La troisième raison est que le gouvernement suédois estime qu’il peut obtenir certains des avantages du confinement, sans confinement. Nous avons une culture de confiance élevée : nous accordons généralement notre confiance à nos proches et aux autorités, nous suivons les recommandations, même lorsqu’elles ne sont pas rendues obligatoires, et nous exprimons notre réprobation à ceux qui ne les suivent pas.

Cela semble globalement fonctionner en Suède. Vous avez peut-être vu des photos de gens se rassemblant dans des restaurants et dans des bars à Stockholm. Mais c’était peut-être la même photo du même restaurant au même moment, l’un des rares moments où il y avait vraiment du monde. Ce n’est pas l’expérience que j’ai quand je sors et que je me promène en ville. C’est assez peu fréquenté. Sans interdiction, les gens ne sortent pas en ville. Il n’y a pas foule dans les restaurants, les cafés et les bars.

Une analyse des données de localisation mobile indique une baisse de 90 % des déplacements de longue distance en Suède pendant les vacances de Pâques – un changement spectaculaire. 90 %, ce n’est pas 100 %, et c’est ce qui fait la différence. Cela donne plus de liberté pour les adaptations locales et pour les besoins individuels et cela pourrait rendre les choses plus viables à long terme, parce que les gens vont délibérément se confiner s’ils peuvent faire des écarts quand ils en ressentent vraiment le besoin.

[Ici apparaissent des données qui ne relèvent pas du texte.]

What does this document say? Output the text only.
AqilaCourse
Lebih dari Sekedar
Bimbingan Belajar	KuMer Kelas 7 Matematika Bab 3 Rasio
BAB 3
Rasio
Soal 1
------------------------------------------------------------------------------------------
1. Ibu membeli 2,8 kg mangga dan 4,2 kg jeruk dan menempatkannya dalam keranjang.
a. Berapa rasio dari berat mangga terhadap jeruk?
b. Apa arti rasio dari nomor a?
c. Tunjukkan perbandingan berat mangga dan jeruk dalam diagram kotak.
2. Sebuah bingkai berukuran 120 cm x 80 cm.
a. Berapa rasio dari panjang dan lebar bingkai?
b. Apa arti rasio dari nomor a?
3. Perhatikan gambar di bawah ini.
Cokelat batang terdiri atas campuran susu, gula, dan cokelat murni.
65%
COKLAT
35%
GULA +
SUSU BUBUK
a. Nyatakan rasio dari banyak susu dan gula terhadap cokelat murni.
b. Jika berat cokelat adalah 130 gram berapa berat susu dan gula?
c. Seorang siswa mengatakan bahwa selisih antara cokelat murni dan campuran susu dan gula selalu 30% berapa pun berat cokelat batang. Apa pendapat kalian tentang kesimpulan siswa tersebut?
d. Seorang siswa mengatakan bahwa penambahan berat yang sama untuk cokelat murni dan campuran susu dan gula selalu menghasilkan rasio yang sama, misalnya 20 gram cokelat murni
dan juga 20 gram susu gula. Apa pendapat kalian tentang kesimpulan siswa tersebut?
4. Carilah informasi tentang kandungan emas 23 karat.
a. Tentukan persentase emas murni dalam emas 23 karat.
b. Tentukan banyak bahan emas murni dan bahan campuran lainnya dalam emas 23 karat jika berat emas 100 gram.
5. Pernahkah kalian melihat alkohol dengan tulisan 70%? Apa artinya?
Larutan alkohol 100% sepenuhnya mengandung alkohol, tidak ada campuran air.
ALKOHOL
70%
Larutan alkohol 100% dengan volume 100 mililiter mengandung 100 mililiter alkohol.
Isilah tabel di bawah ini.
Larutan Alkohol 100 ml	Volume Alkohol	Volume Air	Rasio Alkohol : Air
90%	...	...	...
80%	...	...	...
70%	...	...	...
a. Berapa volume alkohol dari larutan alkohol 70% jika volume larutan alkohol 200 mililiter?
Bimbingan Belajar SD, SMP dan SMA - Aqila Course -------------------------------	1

Alors que dans d’autres pays, là où les gens sont contraints de respecter le confinement, au bout d’un certain temps, ils peuvent commencer à le transgresser lorsqu’il devient impossible de le tenir si aucune exception n’est tolérée. En tout cas, la plupart des Suédois le pratiquent. Certes, pas tout le monde. Mais il n’est pas nécessaire que tout le monde reste confiné, pour la quatrième raison.

Immunité collective

La quatrième raison, c’est que la seule façon de vaincre le virus à long terme est l’« immunité de troupeau ». Nous essayons en Suède de ralentir la propagation du coronavirus pour préserver le système de santé et protéger les groupes les plus vulnérables, mais pas pour l’éradiquer. D’autres pays ont choisi le confinement total. Mais dans ce cas, ils verront probablement une deuxième et une troisième vague lorsqu’ils commenceront à rouvrir et ils devront peut-être confiner de nouveau et pratiquer des allers-retours, ce qui ruinera la société et détruira l’économie.

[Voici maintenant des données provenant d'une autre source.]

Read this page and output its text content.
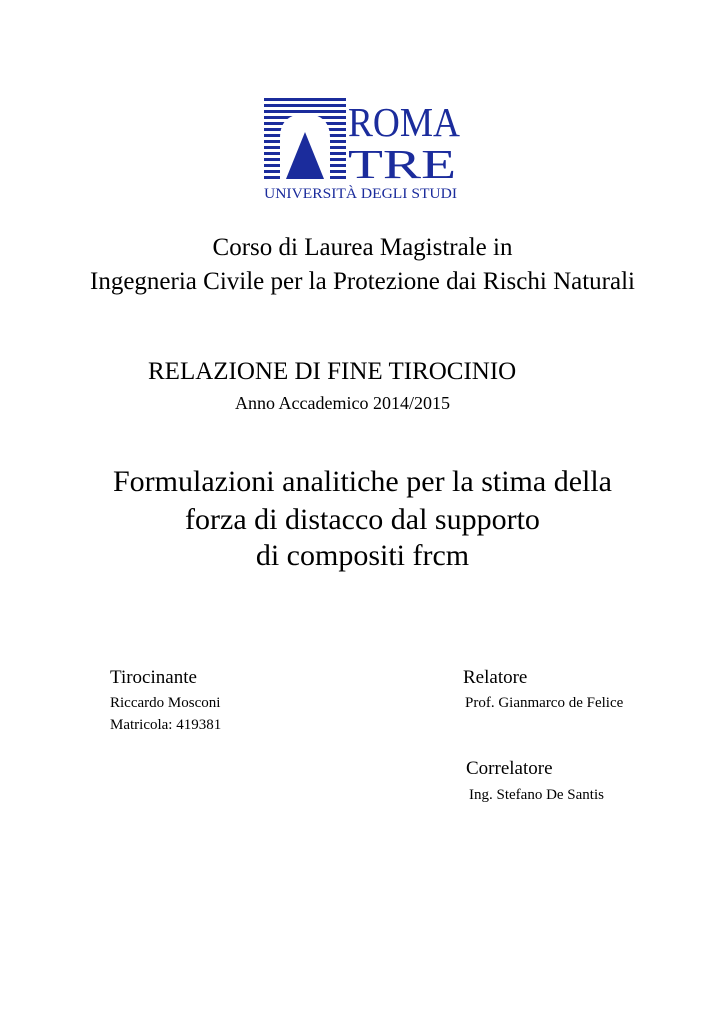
ROMA
TRE
UNIVERSITÀ DEGLI STUDI
Corso di Laurea Magistrale in
Ingegneria Civile per la Protezione dai Rischi Naturali
RELAZIONE DI FINE TIROCINIO
Anno Accademico 2014/2015
Formulazioni analitiche per la stima della
forza di distacco dal supporto
di compositi frcm
Tirocinante
Riccardo Mosconi
Matricola: 419381
Relatore
Prof. Gianmarco de Felice
Correlatore
Ing. Stefano De Santis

En Suède, il semble que la décision soit de laisser le virus se propager lentement dans la population pour obtenir une sorte d’immunité collective dans quelques mois. Nous laisserons alors les groupes les plus fragiles se réinsérer et nous pourrons faire en sorte que la société fonctionne de nouveau. Alors la Suède sera en mesure de déployer des médecins et des respirateurs dans les endroits les plus menacés, contrairement à d’autres qui pourraient avoir besoin d’un nouveau confinement, qui pourraient même ne pas être en mesure d’ouvrir les frontières avant qu’un vaccin ne soit découvert parce qu’ils verront toujours de nouveaux cas importés d’autres endroits.

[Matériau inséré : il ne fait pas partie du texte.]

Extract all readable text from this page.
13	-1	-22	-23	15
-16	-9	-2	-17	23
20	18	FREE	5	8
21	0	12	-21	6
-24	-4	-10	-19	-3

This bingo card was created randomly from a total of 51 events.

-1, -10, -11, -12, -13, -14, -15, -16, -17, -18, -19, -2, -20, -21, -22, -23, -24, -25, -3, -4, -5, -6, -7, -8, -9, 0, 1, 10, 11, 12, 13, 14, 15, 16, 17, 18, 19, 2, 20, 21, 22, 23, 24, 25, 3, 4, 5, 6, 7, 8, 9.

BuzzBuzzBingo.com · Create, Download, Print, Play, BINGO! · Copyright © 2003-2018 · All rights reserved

Selon une étude de Harvard, une réduction de 60 % du coronavirus est pire qu’un ralentissement de sa propagation de 40 % ou 20 %, car elle crée un pic plus élevé plus tard et davantage de cas au total. Nous ne savons pas encore si c’est vraiment ce qu’il va se produire. Personne ne le sait. Tout dépend de la fiabilité des modèles. Mais c’est la décision prise par les autorités suédoises.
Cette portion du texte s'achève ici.